Posted by: Michelle Weekly on 6/13/2018 at 11:34 pm


Denali Expedition: Jones & Team Stalled at 14,000’ Camp

Tuesday, June 12, 2018 - 9:56 PM PT

Today was another windy and snowy day here at 14,000’ Camp. After a late breakfast, despite the snow, the team worked together to make an igloo to improve the comfort of the bathroom experience given the current conditions. It’s little projects like these around camp that help down days go by. After a few hours of resting back in our tents the sun made an evening appearance that allowed us to stretch our legs around camp and clear out some of the snow again. The skiers on the mountain have been taking advantage of the evening clearings by enjoying the powder turns to be had just above camp. We’ve enjoyed standing out in the sun watching them ski back to camp. Unfortunately, the outlook for the forecast took a big swing this morning and instead of high pressure settling in for the weekend it now appears we are expecting a major snowstorm and continued high winds through Saturday to stall our summit bid. The team is staying optimistic however, given we may be at 14 camp for a few more days. Tomorrow’s another day and a forecast is only a forecast!

RMI Guide Tyler Jones and Team

On The Map

Leave a Comment For the Team (2)

Matt Hill, hang in there! We are planning a full reception at the Blanford Rec Center when you get back. There may even be a famous rapper from L.A. there to sing with bubbles.

Posted by: Paul Downs on 6/13/2018 at 1:20 pm

Really glad to hear of your resourcefulness ! I’m sure your igloo is much bigger than the on David made with his siblings in the front yard long ago..
Be warm and happy !
Stay strong.
Love,
David’s Mom

Posted by: Ruth on 6/13/2018 at 9:12 am


Denali Expedition: King & Team Cache Gear at 12,500’
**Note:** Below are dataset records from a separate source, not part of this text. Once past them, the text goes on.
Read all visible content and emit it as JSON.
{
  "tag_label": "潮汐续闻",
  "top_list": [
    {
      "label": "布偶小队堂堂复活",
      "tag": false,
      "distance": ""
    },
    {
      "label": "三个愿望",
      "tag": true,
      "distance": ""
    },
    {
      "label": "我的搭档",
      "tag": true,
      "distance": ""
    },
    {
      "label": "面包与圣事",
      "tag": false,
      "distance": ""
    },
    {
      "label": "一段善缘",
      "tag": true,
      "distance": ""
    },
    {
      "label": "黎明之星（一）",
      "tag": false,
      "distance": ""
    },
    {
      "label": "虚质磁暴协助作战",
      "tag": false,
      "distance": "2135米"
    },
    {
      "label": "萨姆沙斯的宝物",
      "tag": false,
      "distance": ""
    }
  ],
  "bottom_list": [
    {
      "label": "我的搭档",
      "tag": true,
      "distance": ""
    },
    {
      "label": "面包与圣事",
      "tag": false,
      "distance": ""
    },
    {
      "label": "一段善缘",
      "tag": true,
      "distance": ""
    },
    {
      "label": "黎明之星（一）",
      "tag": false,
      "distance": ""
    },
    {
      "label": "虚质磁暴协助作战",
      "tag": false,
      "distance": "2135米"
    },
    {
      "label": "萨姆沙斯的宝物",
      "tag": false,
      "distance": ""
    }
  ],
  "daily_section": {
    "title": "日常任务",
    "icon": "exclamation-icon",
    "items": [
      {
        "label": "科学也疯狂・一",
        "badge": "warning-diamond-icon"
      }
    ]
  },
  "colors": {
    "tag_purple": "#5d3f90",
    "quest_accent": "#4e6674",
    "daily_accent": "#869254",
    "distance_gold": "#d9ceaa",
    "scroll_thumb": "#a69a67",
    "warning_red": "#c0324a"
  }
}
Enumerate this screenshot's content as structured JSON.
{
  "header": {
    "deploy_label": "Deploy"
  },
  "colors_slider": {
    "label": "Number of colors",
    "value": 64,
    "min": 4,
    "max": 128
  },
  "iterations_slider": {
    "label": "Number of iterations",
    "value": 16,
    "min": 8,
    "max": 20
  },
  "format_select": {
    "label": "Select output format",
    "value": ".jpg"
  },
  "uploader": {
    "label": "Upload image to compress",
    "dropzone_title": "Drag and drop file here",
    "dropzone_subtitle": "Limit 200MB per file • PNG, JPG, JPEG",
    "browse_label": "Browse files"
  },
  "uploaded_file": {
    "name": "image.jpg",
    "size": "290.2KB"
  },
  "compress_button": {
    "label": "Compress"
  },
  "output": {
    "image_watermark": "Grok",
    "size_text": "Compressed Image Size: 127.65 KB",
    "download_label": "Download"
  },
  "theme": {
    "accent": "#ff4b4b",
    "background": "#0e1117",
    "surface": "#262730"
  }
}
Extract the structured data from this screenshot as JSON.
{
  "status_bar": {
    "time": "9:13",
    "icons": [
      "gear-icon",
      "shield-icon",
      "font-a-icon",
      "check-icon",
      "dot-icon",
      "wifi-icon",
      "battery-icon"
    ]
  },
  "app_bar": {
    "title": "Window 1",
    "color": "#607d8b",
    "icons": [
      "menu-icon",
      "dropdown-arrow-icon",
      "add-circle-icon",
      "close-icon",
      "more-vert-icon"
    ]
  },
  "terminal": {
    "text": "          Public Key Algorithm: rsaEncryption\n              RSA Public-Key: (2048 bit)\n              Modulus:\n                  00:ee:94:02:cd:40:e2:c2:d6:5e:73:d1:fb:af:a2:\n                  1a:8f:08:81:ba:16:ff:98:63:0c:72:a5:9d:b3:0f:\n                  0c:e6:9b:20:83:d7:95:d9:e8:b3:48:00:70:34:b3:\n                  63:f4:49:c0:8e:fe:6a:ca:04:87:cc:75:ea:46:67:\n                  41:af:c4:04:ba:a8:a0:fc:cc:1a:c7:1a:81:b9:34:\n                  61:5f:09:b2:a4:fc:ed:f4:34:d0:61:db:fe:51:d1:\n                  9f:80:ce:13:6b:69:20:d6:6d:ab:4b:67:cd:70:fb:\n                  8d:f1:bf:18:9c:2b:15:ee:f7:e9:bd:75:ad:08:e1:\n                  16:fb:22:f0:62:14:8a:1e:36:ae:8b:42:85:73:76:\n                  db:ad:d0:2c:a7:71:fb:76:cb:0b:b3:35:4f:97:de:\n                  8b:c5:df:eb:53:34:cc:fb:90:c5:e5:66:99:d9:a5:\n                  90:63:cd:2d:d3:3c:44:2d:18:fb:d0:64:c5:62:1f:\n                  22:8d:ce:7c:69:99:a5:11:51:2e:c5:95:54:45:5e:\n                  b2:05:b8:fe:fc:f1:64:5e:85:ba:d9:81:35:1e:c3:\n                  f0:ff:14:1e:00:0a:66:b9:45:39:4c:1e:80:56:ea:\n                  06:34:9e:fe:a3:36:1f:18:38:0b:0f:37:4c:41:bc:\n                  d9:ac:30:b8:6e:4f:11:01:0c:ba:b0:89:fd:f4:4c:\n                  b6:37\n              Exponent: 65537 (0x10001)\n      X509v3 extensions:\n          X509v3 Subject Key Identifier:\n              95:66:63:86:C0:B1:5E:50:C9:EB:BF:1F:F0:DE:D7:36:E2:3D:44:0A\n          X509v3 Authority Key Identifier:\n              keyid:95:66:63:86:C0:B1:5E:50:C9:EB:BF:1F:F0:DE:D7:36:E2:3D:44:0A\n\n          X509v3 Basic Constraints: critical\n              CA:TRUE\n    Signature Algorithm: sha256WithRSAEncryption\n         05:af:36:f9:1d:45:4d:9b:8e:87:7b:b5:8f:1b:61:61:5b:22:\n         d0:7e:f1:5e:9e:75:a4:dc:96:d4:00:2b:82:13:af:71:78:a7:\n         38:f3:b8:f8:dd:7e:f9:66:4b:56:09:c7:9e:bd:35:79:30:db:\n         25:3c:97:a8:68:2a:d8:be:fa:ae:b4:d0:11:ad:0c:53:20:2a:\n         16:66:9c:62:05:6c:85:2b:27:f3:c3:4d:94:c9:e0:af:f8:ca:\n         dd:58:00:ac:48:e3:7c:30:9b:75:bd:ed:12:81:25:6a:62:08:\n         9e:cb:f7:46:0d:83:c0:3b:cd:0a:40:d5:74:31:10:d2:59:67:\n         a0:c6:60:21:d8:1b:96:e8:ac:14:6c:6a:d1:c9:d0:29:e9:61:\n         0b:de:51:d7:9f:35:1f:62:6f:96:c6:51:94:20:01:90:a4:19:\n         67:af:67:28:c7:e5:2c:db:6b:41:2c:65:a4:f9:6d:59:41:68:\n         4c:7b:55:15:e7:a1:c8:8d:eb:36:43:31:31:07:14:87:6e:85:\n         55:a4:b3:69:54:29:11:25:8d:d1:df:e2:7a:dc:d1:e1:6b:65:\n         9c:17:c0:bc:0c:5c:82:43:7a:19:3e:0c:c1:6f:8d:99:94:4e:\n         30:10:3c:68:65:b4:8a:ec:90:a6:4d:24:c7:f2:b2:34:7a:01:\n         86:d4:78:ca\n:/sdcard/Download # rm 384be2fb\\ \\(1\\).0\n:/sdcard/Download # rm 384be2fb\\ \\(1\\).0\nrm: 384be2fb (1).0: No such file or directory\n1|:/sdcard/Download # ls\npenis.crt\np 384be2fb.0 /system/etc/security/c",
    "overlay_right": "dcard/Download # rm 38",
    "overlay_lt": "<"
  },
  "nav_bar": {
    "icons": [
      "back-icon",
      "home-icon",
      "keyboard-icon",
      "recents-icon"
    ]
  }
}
Tuesday, June 12, 2018 - 5:32 PM PT

We’d already sent in the dispatch yesterday and then skies cleared up and we enjoyed a sunny evening. Today however, we woke to grey skies up above and clouds pouring over Kahiltna Pass. The teams in camp all got a slow roll to see who would break trail up Motorcycle Hill. This led to a bottleneck and a slow pace. After an hour the clouds had descended and snow was blowing. Our goal today was a cache around Windy Corner, but due to the volume of climbers, new snow and low visibility we opted for a 12,500’ cache. We are back at Camp at 11,000’ hoping to get a chance to move up to 14,000’ Camp in the next few days.

RMI Guide Mike King

On The Map

Leave a Comment For the Team (1)

Just guessing this is where I find Lindsay J and Matt F.  (Didn’t get Team info, so taking a guess). Guess you two will be dusting off those snow shoveling skills! No more dragging tires in 100 degrees…now it gets REAL!  Enjoy every minute.